Beatrice Fiorica, il suddetto ottimo soprano di scuola russa Irina Lungu, era l’interprete principale, non più il Ciampa: in fondo, colei che decide nell’opera di essere pazza per salvarsi, vittima di violenza non meno della Lupa, di una violenza sottile e perfida, legata alle convenzioni borghesi e alla nascente mafia, ben rappresentata dal Ciampa autorevole ed abilmente mefistofelico di Alberto Gazale.

Ottimi anche gli altri interpreti, tra cui il tenore Escobar nei panni di Fifì La Bella.

Una fascinazione complessiva, dunque, per gli spettatori, esaltata dalla regia appropriata e raffinata di Davide Livermore, che, avvalendosi delle scene di Eleonora Peronetti, forti delle pregnanti e suggestive scenografie digitali di D-Wok e dei costumi di Marianna Fracasso, ha fatto di questo berretto a sonagli in prima mondiale a Catania, un vero gioiello.

Ne “La Lupa”, il rosso passione/sangue delle scenografie virtuali la faceva da padrone, sia nel primo quadro nell’autorimessa, che nel secondo, ambientato in una grigia e nevosa città metropolitana; con un finale a sorpresa in cui a morire è  il colpevole Nanni Lasca, non la Lupa, dalle scarpe rosse, moltiplicate simbolicamente alla fine dell’opera dall’intervento registico.

Invece ne “Il berretto a sonagli, Livermore “manovrava” i personaggi con mano capace e, negli assieme, li disponeva come se fossero stati interpreti rossiniani, perché tali sembravano essere, soprattutto a partire dal libretto. L’atmosfera scenica e digitale, dell’interludio in particolare, suscitava emozioni sentite nel pubblico.

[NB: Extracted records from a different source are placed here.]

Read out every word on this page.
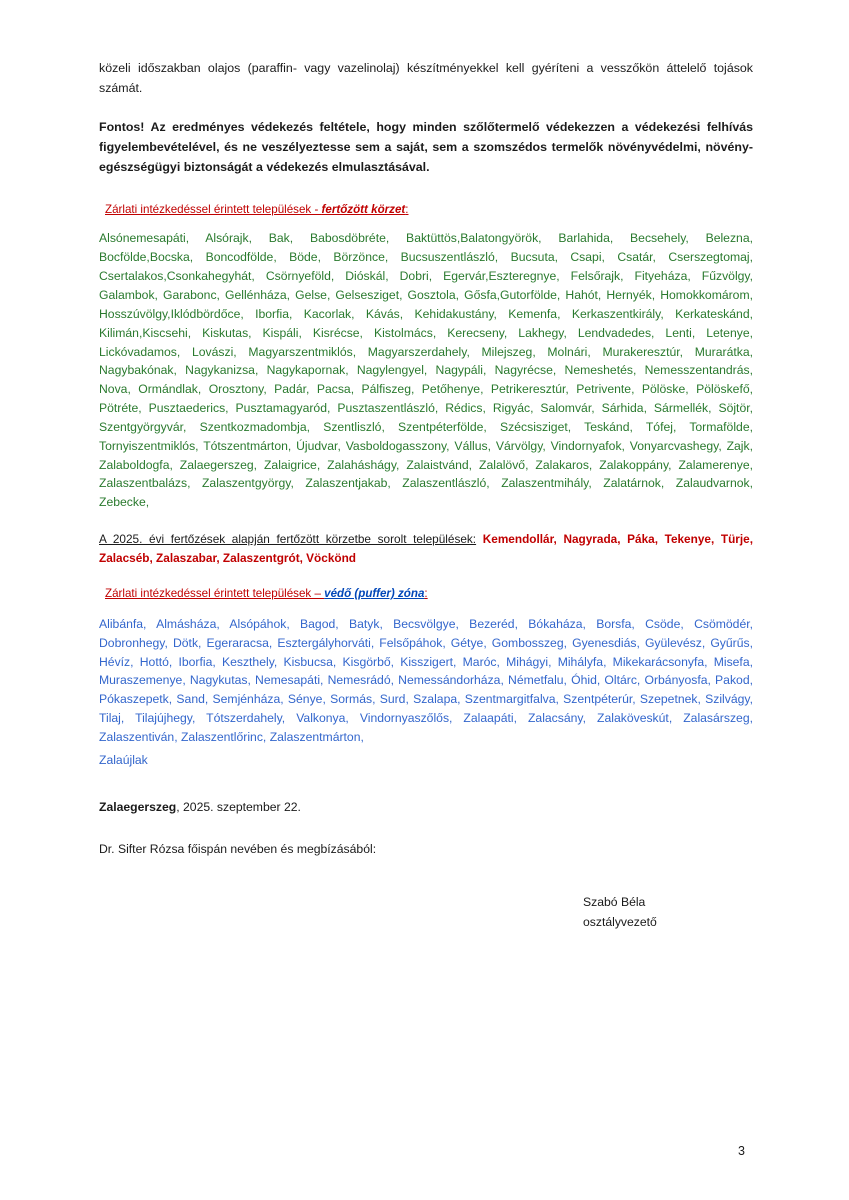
közeli időszakban olajos (paraffin- vagy vazelinolaj) készítményekkel kell gyéríteni a vesszőkön áttelelő tojások számát.

Fontos! Az eredményes védekezés feltétele, hogy minden szőlőtermelő védekezzen a védekezési felhívás figyelembevételével, és ne veszélyeztesse sem a saját, sem a szomszédos termelők növényvédelmi, növény-egészségügyi biztonságát a védekezés elmulasztásával.

Zárlati intézkedéssel érintett települések - fertőzött körzet:

Alsónemesapáti, Alsórajk, Bak, Babosdöbréte, Baktüttös,Balatongyörök, Barlahida, Becsehely, Belezna, Bocfölde,Bocska, Boncodfölde, Böde, Börzönce, Bucsuszentlászló, Bucsuta, Csapi, Csatár, Cserszegtomaj, Csertalakos,Csonkahegyhát, Csörnyeföld, Dióskál, Dobri, Egervár,Eszteregnye, Felsőrajk, Fityeháza, Fűzvölgy, Galambok, Garabonc, Gellénháza, Gelse, Gelsesziget, Gosztola, Gősfa,Gutorfölde, Hahót, Hernyék, Homokkomárom, Hosszúvölgy,Iklódbördőce, Iborfia, Kacorlak, Kávás, Kehidakustány, Kemenfa, Kerkaszentkirály, Kerkateskánd, Kilimán,Kiscsehi, Kiskutas, Kispáli, Kisrécse, Kistolmács, Kerecseny, Lakhegy, Lendvadedes, Lenti, Letenye, Lickóvadamos, Lovászi, Magyarszentmiklós, Magyarszerdahely, Milejszeg, Molnári, Murakeresztúr, Murarátka, Nagybakónak, Nagykanizsa, Nagykapornak, Nagylengyel, Nagypáli, Nagyrécse, Nemeshetés, Nemesszentandrás, Nova, Ormándlak, Orosztony, Padár, Pacsa, Pálfiszeg, Petőhenye, Petrikeresztúr, Petrivente, Pölöske, Pölöskefő, Pötréte, Pusztaederics, Pusztamagyaród, Pusztaszentlászló, Rédics, Rigyác, Salomvár, Sárhida, Sármellék, Söjtör, Szentgyörgyvár, Szentkozmadombja, Szentliszló, Szentpéterfölde, Szécsisziget, Teskánd, Tófej, Tormafölde, Tornyiszentmiklós, Tótszentmárton, Újudvar, Vasboldogasszony, Vállus, Várvölgy, Vindornyafok, Vonyarcvashegy, Zajk, Zalaboldogfa, Zalaegerszeg, Zalaigrice, Zalaháshágy, Zalaistvánd, Zalalövő, Zalakaros, Zalakoppány, Zalamerenye, Zalaszentbalázs, Zalaszentgyörgy, Zalaszentjakab, Zalaszentlászló, Zalaszentmihály, Zalatárnok, Zalaudvarnok, Zebecke,

A 2025. évi fertőzések alapján fertőzött körzetbe sorolt települések: Kemendollár, Nagyrada, Páka, Tekenye, Türje, Zalacséb, Zalaszabar, Zalaszentgrót, Vöckönd

Zárlati intézkedéssel érintett települések – védő (puffer) zóna:

Alibánfa, Almásháza, Alsópáhok, Bagod, Batyk, Becsvölgye, Bezeréd, Bókaháza, Borsfa, Csöde, Csömödér, Dobronhegy, Dötk, Egeraracsa, Esztergályhorváti, Felsőpáhok, Gétye, Gombosszeg, Gyenesdiás, Gyülevész, Gyűrűs, Hévíz, Hottó, Iborfia, Keszthely, Kisbucsa, Kisgörbő, Kisszigert, Maróc, Mihágyi, Mihályfa, Mikekarácsonyfa, Misefa, Muraszemenye, Nagykutas, Nemesapáti, Nemesrádó, Nemessándorháza, Németfalu, Óhid, Oltárc, Orbányosfa, Pakod, Pókaszepetk, Sand, Semjénháza, Sénye, Sormás, Surd, Szalapa, Szentmargitfalva, Szentpéterúr, Szepetnek, Szilvágy, Tilaj, Tilajújhegy, Tótszerdahely, Valkonya, Vindornyaszőlős, Zalaapáti, Zalacsány, Zalaköveskút, Zalasárszeg, Zalaszentiván, Zalaszentlőrinc, Zalaszentmárton,

Zalaújlak

Zalaegerszeg, 2025. szeptember 22.

Dr. Sifter Rózsa főispán nevében és megbízásából:

Szabó Béla
osztályvezető
3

Grande affluenza di spettatori, altrettanto grande il gradimento, soprattutto per “Il berretto a sonagli”, applausi convinti e sentiti per tutti, compreso, ovviamente, il Tutino; con sottinteso, reiterato plauso al Sovrintendente M° Giovanni Cultrera di Montesano ed al Direttore Artistico M° Fabrizio Maria Carminati del Teatro Massimo Bellini di Catania, che sono venuti a capo vittoriosi di questa decisamente coraggiosa impresa musicale moderna e di alto valore artistico, che segna un momento di innovazione e di rinnovamento del melodramma italiano.